Critical Accounting Policies
The preparation of financial statements contained in this Report and related disclosures in conformity with accounting principles generally accepted in the United States of America requires management to make estimates and assumptions that affect the reported amounts of assets and liabilities, disclosure of contingent assets and liabilities at the date of the financial statements, and income and expenses during the periods reported. Actual results could materially differ from those estimates. We have identified the following critical accounting policies:
Warrant Instruments
The Company accounts for the public warrants and private placement warrants issued in connection with the initial public offering and the private placement in accordance with the guidance contained in FASB ASC Topic 815, "Derivatives and Hedging." Accordingly, the Company evaluated and recorded the warrant instruments under equity treatment at their assigned values. Such guidance provides that the warrants described above are not precluded from equity classification. Equity-classified contracts are initially measured at fair value (or allocated value). Subsequent changes in fair value are not recognized as long as the contracts continue to be classified in equity in accordance with ASC 480 and ASC 815.

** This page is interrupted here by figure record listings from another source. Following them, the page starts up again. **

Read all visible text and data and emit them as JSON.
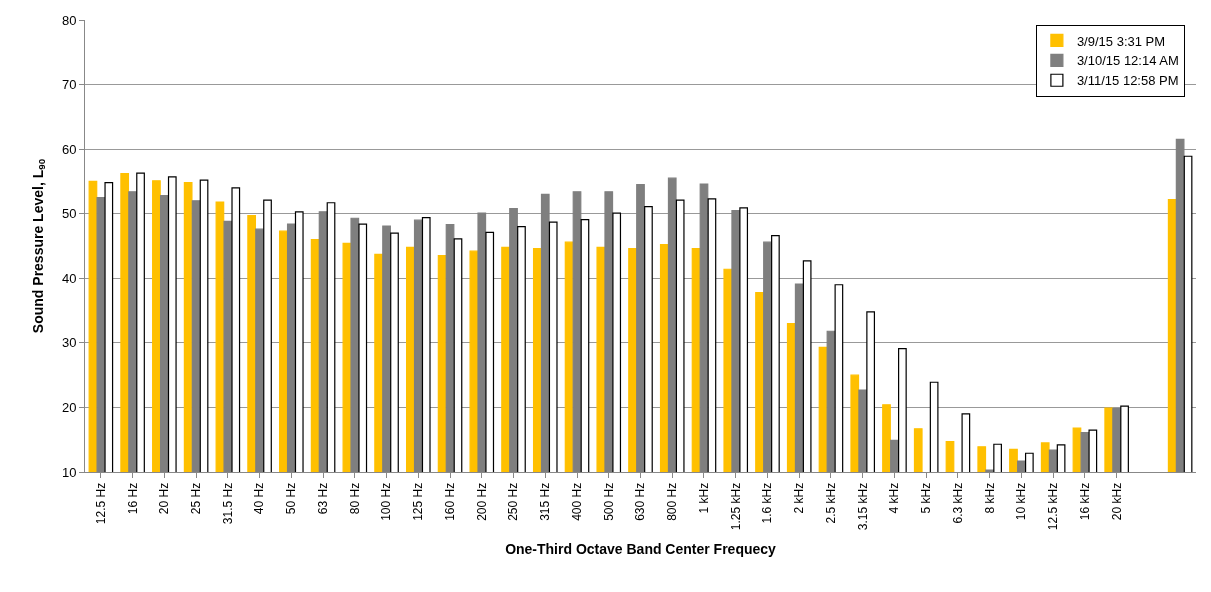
{
  "chart_data": {
    "type": "bar",
    "ylabel": "Sound Pressure Level, L$_{90}$",
    "xlabel": "One-Third Octave Band Center Frequecy",
    "categories": [
      "12.5 Hz",
      "16 Hz",
      "20 Hz",
      "25 Hz",
      "31.5 Hz",
      "40 Hz",
      "50 Hz",
      "63 Hz",
      "80 Hz",
      "100 Hz",
      "125 Hz",
      "160 Hz",
      "200 Hz",
      "250 Hz",
      "315 Hz",
      "400 Hz",
      "500 Hz",
      "630 Hz",
      "800 Hz",
      "1 kHz",
      "1.25 kHz",
      "1.6 kHz",
      "2 kHz",
      "2.5 kHz",
      "3.15 kHz",
      "4 kHz",
      "5 kHz",
      "6.3 kHz",
      "8 kHz",
      "10 kHz",
      "12.5 kHz",
      "16 kHz",
      "20 kHz",
      null,
      null
    ],
    "series": [
      {
        "name": "3/9/15 3:31 PM",
        "color": "#ffc000",
        "values": [
          55,
          56.2,
          55.1,
          54.8,
          51.8,
          49.7,
          47.3,
          46,
          45.4,
          43.7,
          44.8,
          43.5,
          44.2,
          44.8,
          44.6,
          45.6,
          44.8,
          44.6,
          45.2,
          44.6,
          41.4,
          37.8,
          33,
          29.3,
          25,
          20.4,
          16.7,
          14.7,
          13.9,
          13.5,
          14.5,
          16.8,
          19.9,
          null,
          52.2
        ]
      },
      {
        "name": "3/10/15 12:14 AM",
        "color": "#7f7f7f",
        "values": [
          52.5,
          53.4,
          52.8,
          52,
          48.8,
          47.6,
          48.4,
          50.3,
          49.3,
          48.1,
          49,
          48.3,
          50.1,
          50.8,
          53,
          53.4,
          53.4,
          54.5,
          55.5,
          54.6,
          50.5,
          45.6,
          39.1,
          31.8,
          22.7,
          14.9,
          null,
          null,
          10.3,
          11.7,
          13.4,
          16.1,
          19.8,
          null,
          61.5
        ]
      },
      {
        "name": "3/11/15 12:58 PM",
        "color": "#ffffff",
        "values": [
          54.8,
          56.3,
          55.7,
          55.2,
          54,
          52.1,
          50.3,
          51.7,
          48.4,
          47,
          49.4,
          46.1,
          47.1,
          48,
          48.7,
          49.1,
          50.1,
          51.1,
          52.1,
          52.3,
          50.9,
          46.6,
          42.7,
          39,
          34.8,
          29.1,
          23.9,
          19,
          14.3,
          12.9,
          14.2,
          16.5,
          20.2,
          null,
          58.9
        ]
      }
    ],
    "ylim": [
      10,
      80
    ],
    "yticks": [
      10,
      20,
      30,
      40,
      50,
      60,
      70,
      80
    ],
    "grid": "y",
    "legend": "top right"
  }
}
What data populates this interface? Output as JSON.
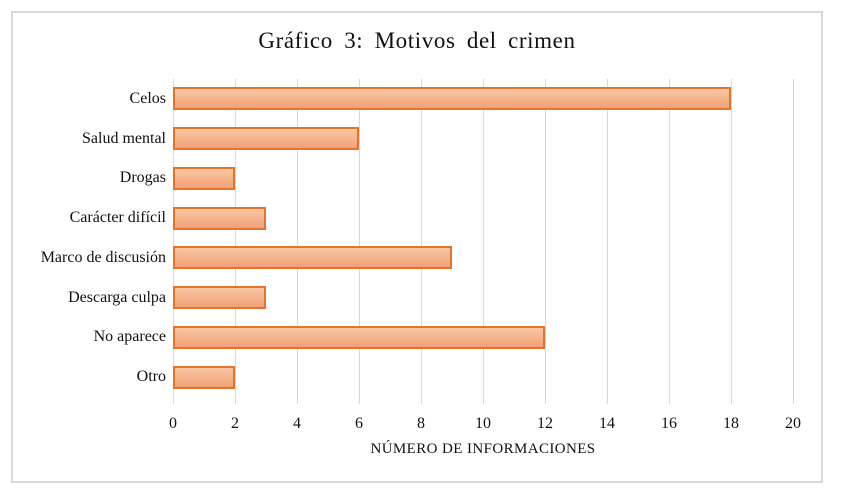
{
  "chart_data": {
    "type": "bar",
    "orientation": "horizontal",
    "title": "Gráfico 3: Motivos del crimen",
    "categories": [
      "Celos",
      "Salud mental",
      "Drogas",
      "Carácter difícil",
      "Marco de discusión",
      "Descarga culpa",
      "No aparece",
      "Otro"
    ],
    "values": [
      18,
      6,
      2,
      3,
      9,
      3,
      12,
      2
    ],
    "xlabel": "NÚMERO DE INFORMACIONES",
    "ylabel": "",
    "xlim": [
      0,
      20
    ],
    "xticks": [
      0,
      2,
      4,
      6,
      8,
      10,
      12,
      14,
      16,
      18,
      20
    ],
    "grid": true,
    "legend_position": "none",
    "colors": {
      "bar_fill_light": "#f9c6a5",
      "bar_fill_dark": "#f2a276",
      "bar_border": "#e6732a",
      "gridline": "#d9d9d9",
      "figure_border": "#d9d9d9",
      "text": "#111111"
    }
  }
}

Class A Redeemable Share Classification
The public shares contain a redemption feature which allows for the redemption of such public shares in connection with the Company's liquidation, certain amendments to the Company's amended and restated memorandum and articles of association or if there is a shareholder vote or tender offer in connection with the Company's initial business combination. In accordance with ASC 480-10-S99,the Company classifies public shares subject to redemption outside of permanent equity as the redemption provisions are not solely within the control of the Company. The Company recognizes changes in redemption value immediately as they occur and will adjust the carrying value of redeemable shares to equal the redemption value at the end of each reporting period. Immediately upon the closing of the initial public offering, the Company recognized the accretion from initial book value to redemption value. The change in the carrying value of redeemable shares will result in charges against additional paid-incapital (to the extent available) and accumulated deficit.
Net Income Per Ordinary Share
The Company complies with accounting and disclosure requirements of FASB ASC Topic 260, "Earnings Per Share". Net income per ordinary share is computed by dividing net income by the weighted average number of ordinary shares outstanding for the period. The Company has two classes of ordinary shares, which are referred to as Class A ordinary shares and Class B ordinary shares. Income and losses are shared pro rata between the two classes of shares. Accretion associated with the redeemable Class A ordinary shares is excluded from earnings per share as the redemption value approximates fair value.
Recent Accounting Pronouncements
Management does not believe that any recently issued, but not yet effective, accounting standards if currently adopted would have a material effect on the accompanying financial statement contained in this Report.